Durante muitos anos apareceram e desapareceram diversos "monges", confundidos com o próprio João Maria. Em 1912 surgiu na cidade de Campos Novos, no interior de Santa Catarina, o monge José Maria. Aconselhando e curando doentes a fama do monge cresceu, a ponto de receber a proteção de um dos mais importantes coronéis da região, Francisco de Almeida. Vivendo em terras do coronel, o monge recebia a visita de dezenas de pessoas diariamente, provenientes de diversas cidades do interior. Proteger o monge passou a ser sinal de prestígio político, por isso, a transferência de José Maria para a cidade de Taquaruçu, em terras do coronel Henrique de Almeida, aguçou as disputas políticas na região, levando seu adversário, o coronel Francisco de Albuquerque, a alertar as autoridades estaduais sobre o desenvolvimento de uma "comunidade de fanáticos" na região.
A utilização da aviação para reconhecimento  



Durante sua estada em Taquaruçu, José Maria organizou uma comunidade denominada "Quadro Santo", liderada por um grupo chamado "Os Doze pares de França", numa alusão à cavalaria de Carlos Magno na Idade Média, e posteriormente fundou a "Monarquia Celestial".

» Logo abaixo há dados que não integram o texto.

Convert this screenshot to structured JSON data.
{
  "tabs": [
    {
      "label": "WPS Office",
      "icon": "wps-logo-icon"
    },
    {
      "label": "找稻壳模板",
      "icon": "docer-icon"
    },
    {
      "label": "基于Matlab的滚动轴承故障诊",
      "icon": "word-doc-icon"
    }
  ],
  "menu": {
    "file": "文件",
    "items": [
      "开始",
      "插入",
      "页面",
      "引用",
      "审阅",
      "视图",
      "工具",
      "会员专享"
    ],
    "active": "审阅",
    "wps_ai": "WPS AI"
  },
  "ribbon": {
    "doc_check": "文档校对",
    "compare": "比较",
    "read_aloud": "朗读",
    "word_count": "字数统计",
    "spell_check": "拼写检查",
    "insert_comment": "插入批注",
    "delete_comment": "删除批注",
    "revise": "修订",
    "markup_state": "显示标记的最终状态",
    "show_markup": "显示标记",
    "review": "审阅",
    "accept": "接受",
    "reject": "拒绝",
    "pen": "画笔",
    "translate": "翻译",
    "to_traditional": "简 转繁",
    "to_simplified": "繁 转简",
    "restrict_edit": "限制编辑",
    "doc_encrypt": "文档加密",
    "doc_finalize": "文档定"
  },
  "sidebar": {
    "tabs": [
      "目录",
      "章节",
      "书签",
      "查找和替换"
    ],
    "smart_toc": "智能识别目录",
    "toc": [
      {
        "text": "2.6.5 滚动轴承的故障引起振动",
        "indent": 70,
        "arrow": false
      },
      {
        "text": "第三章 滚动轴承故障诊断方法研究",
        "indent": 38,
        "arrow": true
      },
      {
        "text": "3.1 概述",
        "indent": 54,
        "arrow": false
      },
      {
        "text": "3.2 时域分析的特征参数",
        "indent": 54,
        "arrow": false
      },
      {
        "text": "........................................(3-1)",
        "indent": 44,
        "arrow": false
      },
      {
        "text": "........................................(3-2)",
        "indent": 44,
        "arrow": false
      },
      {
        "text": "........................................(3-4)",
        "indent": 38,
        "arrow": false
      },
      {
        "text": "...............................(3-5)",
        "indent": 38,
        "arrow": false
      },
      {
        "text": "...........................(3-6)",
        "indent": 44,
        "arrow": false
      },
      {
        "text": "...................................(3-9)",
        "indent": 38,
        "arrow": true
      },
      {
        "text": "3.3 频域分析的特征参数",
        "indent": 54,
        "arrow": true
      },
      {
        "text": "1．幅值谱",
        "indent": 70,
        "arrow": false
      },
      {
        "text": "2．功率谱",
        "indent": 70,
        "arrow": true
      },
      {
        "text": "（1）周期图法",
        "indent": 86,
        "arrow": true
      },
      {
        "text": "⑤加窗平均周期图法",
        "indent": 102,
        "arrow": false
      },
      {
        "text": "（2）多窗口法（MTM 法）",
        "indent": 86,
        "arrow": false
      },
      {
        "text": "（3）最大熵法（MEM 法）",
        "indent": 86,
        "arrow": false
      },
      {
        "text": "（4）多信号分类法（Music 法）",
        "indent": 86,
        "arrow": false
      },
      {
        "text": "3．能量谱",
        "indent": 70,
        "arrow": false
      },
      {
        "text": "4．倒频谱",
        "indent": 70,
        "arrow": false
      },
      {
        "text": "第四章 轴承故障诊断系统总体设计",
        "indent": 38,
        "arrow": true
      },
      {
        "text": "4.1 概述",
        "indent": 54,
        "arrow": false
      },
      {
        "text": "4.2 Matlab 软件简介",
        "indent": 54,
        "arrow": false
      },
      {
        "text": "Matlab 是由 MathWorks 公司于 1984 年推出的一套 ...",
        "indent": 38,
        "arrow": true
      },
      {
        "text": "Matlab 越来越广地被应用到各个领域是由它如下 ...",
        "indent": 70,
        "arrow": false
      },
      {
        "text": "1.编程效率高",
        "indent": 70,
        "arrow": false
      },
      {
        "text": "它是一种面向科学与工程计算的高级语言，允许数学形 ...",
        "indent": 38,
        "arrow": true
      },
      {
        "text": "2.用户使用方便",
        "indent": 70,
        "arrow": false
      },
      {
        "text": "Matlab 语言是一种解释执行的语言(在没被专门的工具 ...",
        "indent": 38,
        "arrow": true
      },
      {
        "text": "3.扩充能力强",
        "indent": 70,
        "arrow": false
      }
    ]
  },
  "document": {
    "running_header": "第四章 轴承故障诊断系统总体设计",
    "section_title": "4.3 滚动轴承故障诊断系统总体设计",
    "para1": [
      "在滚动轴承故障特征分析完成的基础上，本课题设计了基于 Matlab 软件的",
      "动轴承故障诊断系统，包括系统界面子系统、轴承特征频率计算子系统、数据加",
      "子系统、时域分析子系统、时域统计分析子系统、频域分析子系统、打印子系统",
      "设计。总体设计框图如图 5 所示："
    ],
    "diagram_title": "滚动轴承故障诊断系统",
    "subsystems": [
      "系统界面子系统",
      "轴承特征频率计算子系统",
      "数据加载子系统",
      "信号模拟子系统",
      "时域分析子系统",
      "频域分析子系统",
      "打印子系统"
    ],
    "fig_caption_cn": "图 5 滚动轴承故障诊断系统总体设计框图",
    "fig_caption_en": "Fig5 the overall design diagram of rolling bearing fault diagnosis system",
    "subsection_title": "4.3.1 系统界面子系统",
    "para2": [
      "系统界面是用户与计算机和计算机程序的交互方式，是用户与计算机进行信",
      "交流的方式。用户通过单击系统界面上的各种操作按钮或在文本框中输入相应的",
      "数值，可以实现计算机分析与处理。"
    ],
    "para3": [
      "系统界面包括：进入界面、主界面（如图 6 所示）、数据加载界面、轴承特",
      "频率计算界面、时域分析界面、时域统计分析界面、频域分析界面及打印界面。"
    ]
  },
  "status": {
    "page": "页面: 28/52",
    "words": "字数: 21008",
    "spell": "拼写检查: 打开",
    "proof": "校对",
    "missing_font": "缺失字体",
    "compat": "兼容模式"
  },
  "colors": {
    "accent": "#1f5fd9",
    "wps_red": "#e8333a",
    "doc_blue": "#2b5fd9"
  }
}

Ao iniciar a Segunda década do século, o país era governado pelo Marechal Hermes da Fonseca, responsável pela "Política das Salvações", caracterizada pelas intervenções político-militares em diversos estados do país, pretendendo eliminar seus adversários políticos. Além da postura autoritária e repressiva do Estado, encontramos outros elementos contrários ao messianismo, como os interesses locais dos coronéis e a postura da Igreja Católica no sentido de combater os líderes "fanáticos".


Ferido sendo atendido em Hospital de Campanha

Tropa em travessia do rio 


O primeiro conflito armado ocorreu na região de Irani, ao sul de Palmas, quando foi morto José Maria, apesar de as tropas estaduais terem sido derrotadas pelos caboclos. Os seguidores do monge, incluindo alguns fazendeiros reorganizaram o "Quadro Santo" e a Monarquia Celestial; acreditavam que o líder ressuscitaria e o misticismo expandiu-se com grande rapidez. Os caboclos condenavam a república, associando-a ao poder dos coronéis e ao poder da Brazil Railway.

 
Tropa em posição de combate


No final de 1913 um novo ataque foi realizado, contando com tropas federais e estaduais que, derrotadas, deixaram para trás armas e munição. Em fevereiro do ano seguinte, mais de 700 soldados atacaram o arraial de Taquaruçu, matando dezenas de pessoas. De março a maio outras expedições foram realizadas, porém sem sucesso.






A organização das Irmandades continuou a se desenvolver e os sertanejos passaram a Ter uma atitude mais ofensiva. Sua principal líder era uma jovem de 15 anos, Maria Rosa, que dizia receber ordens de José Maria. Em 1° de setembro foi lançado o Manifesto Monarquista e a partir de então iniciou-se a "Guerra Santa", caracterizada por saques e invasões de propriedades e por um discurso que vinculava pobreza e exploração à República. 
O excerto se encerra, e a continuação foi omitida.